Materials and Methods

Detailed protocols are provided in the Appendix; a brief overview of the methodology is presented below.

Specimen Preparation

Disc-shaped specimens were fabricated using 4 zirconia powders: Zpex (3YSZ; Tosoh), Zpex4 (4YSZ; Tosoh), Zpex Smile (5YSZ; Tosoh), and TZ-8YSB (8YSZ; Tosoh), following previously reported protocols (Kurihara et al 2023). 8YSZ was prepared as the c-phase reference (Matsui et al 2008; Nakamura et al 2024). In total, 42 specimens were sintered at 1,500 °C for 2 h (diameter: 13.5 mm; thickness: 1.3 mm). Six specimens from each group were polished as previously reported to minimize the influence of surface irregularities and machining-related damage on crystallographic characterization (Shishido et al 2023). The remaining 3–5YSZ specimens were subjected to autoclave-induced LTD at 134 °C and 0.2 MPa for 50 h to induce m-phase transformation (Nakamura et al 2015, 2016).

Synchrotron-Based XRD

XRD analysis was performed at beamline BL8S1 of the Aichi Synchrotron Radiation Center using monochromatic X-rays (9160 eV; wavelength = 1.355 Å) obtained with a Si (111) monochromator. Diffraction patterns were collected over a 2θ range of 20° to 90° using a 2-dimensional pixel array detector (Pilatus 100K; Dectris). Three specimens per group were randomly selected for measurement. Scanning was conducted at a speed of 10°/min with an angular step size of 0.01°. Qualitative phase analysis focused on the 2θ = 62.5°–65.0° (equivalent to 72°–76° for Cu Kα₁ radiation), where t-, t′-, and c-phase peaks are distinguishable (Nakamura et al 2024). The 2θ range of 23° to 29° was also examined to detect m- and r-phases. Quantitative phase analysis was conducted via Rietveld refinement using TOPAS Academic V7 (Coelho software) (Nakamura et al 2022, 2024).

Synchrotron-Based XAFS

XAFS spectroscopy was conducted at beamline BL11S2 of the Aichi Synchrotron Radiation Center. Scans were performed around the Zr K-edge (17998 eV) using Si (111) crystals over an energy range of 17,700 to 19,100 eV. XAFS measurements were performed using the conversion electron yield mode in a chamber purged with He gas at a flow rate of 300 mL/min. Each scan was completed within 9 min, with a step size of 0.33 eV.

The XANES regions (17,980–18,090 eV) were analyzed using the Athena software package (Ravel and Newville 2005). As no single theoretical model is available for fitting the XANES region (Kurisaki et al 2008; Rehr and Ankudinov 2005), the analysis was primarily qualitative, focusing on the white-line profile. Additionally, first-derivative plots of the XANES spectra were obtained to evaluate the pre-edge peak at ~18,005 eV.

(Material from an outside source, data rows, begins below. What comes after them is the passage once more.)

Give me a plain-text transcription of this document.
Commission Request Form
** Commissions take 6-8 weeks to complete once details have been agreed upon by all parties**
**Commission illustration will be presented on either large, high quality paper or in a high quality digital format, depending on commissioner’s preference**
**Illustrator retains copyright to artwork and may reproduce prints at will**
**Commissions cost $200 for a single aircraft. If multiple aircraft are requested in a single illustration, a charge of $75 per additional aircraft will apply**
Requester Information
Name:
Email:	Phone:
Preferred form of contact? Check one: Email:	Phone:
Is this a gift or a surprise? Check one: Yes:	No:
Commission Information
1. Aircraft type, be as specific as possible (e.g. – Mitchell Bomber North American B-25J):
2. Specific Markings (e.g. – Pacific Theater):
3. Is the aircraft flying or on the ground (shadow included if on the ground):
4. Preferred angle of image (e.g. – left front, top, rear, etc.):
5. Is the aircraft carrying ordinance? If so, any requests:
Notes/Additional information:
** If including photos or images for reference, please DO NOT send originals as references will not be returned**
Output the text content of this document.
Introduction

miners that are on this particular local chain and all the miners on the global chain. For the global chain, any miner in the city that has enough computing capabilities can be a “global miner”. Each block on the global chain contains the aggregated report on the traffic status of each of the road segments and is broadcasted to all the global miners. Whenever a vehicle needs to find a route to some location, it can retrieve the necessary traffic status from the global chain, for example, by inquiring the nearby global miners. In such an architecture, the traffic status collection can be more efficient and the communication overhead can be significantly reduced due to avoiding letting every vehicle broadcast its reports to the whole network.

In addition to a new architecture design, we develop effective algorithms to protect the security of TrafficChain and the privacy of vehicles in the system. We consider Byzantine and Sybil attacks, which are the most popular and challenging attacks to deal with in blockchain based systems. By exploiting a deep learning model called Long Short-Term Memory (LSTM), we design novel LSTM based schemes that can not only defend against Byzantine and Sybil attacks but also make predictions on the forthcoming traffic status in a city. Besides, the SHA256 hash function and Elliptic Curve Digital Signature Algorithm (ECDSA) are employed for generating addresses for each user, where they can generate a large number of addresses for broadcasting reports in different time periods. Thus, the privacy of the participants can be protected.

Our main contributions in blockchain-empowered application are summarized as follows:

To analyze the EXAFS region, X-ray absorption spectra were first processed using Athena and subsequently fitted using the Artemis program package (Ravel and Newville 2005). Phase identification and lattice parameters determined via XRD were used for path calculations using the FEFF6 program (Rehr et al 1991). For the t- and t′-phases, 3 paths (Zr–O_i, Zr–O_ii, and Zr–Zr) were assumed. For the c-phase, 2 paths (Zr–O and Zr–Zr) were considered based on FEFF calculations and previous literature (Li et al 1993). The spectra were transformed into k-space, where the X-ray energy was converted into the photoelectron wavevector (k). Subsequently, a Fourier transformation was applied to obtain spectra in R-space, and fitting was performed over an R range of 1.30 to 3.55 Å based on the EXAFS equation (Bunker 2010b; Husain et al 2021):

χ (k) = S_{O}^{2} \sum_{i} \frac{N_{i} | F_{i} (k) |}{k | R_{i}^{2} |} \sin [2 k R_{i} + φ_{i} (k)] e^{- 2 k^{2} σ_{i}^{2}} e^{- 2 R_{i} / λ (k)}

where χ(k) is the EXAFS oscillation, $S_{o}^{2}$ is the amplitude reduction factor, N_i is the coordination number (CN) for each scattering path, R_i is the interatomic distance, F_i(k) is the effective scattering amplitude, λ(k) is the mean free path, $σ_{i}^{2}$ is the Debye–Waller factor, and ϕ_i(k) is the effective scattering phase shift. Aged (LTD-treated) specimens were excluded from EXAFS fitting because the coexistence of multiple phases (t, t′, m, and r) makes FEFF path generation impractical and unreliable.

Results

XRD: Phase Analysis

Diffraction peaks of 3–5YSZ appeared at essentially the same 2θ positions, with variations only in peak intensity, whereas those of 8YSZ appeared at slightly shifted positions (Fig. 1A). These differences were more clearly resolved in the 2θ range from 62.5° to 65.0° (Fig. 1B). While 3–5YSZ exhibited 4 distinct peaks at approximately 63.1°, 63.5°, 63.9°, and 64.2°, 8YSZ exhibited a single peak at 63.7° corresponding to the c(400). Given that 8YSZ is known to consist exclusively of the c-phase, the absence of a peak at 63.7° in 3–5YSZ indicates the lack of a c-phase. The peaks at 63.1°, 63.5°, 63.9°, and 64.2° in 3–5YSZ were assigned to t(004), t′(004), t′(220), and t(220), respectively.

Figure 1.

Synchrotron X-ray diffraction (XRD) analysis of 3–8YSZ. XRD patterns of (A) unaged and (C) aged specimens. (B, D) Enlarged views of the regions enclosed by dotted lines in (A) and (C), respectively. In the unaged 3–5YSZ specimens, 4 distinct peaks of t(004), t′(004), t′(220), and t(220) were observed in the 2θ range from 62.5° to 65.0°, whereas 8YSZ showed a single c(400) peak. Low-temperature degradation (LTD) markedly altered the diffraction patterns of 3YSZ and 4YSZ, whereas that of 5YSZ remained almost unchanged.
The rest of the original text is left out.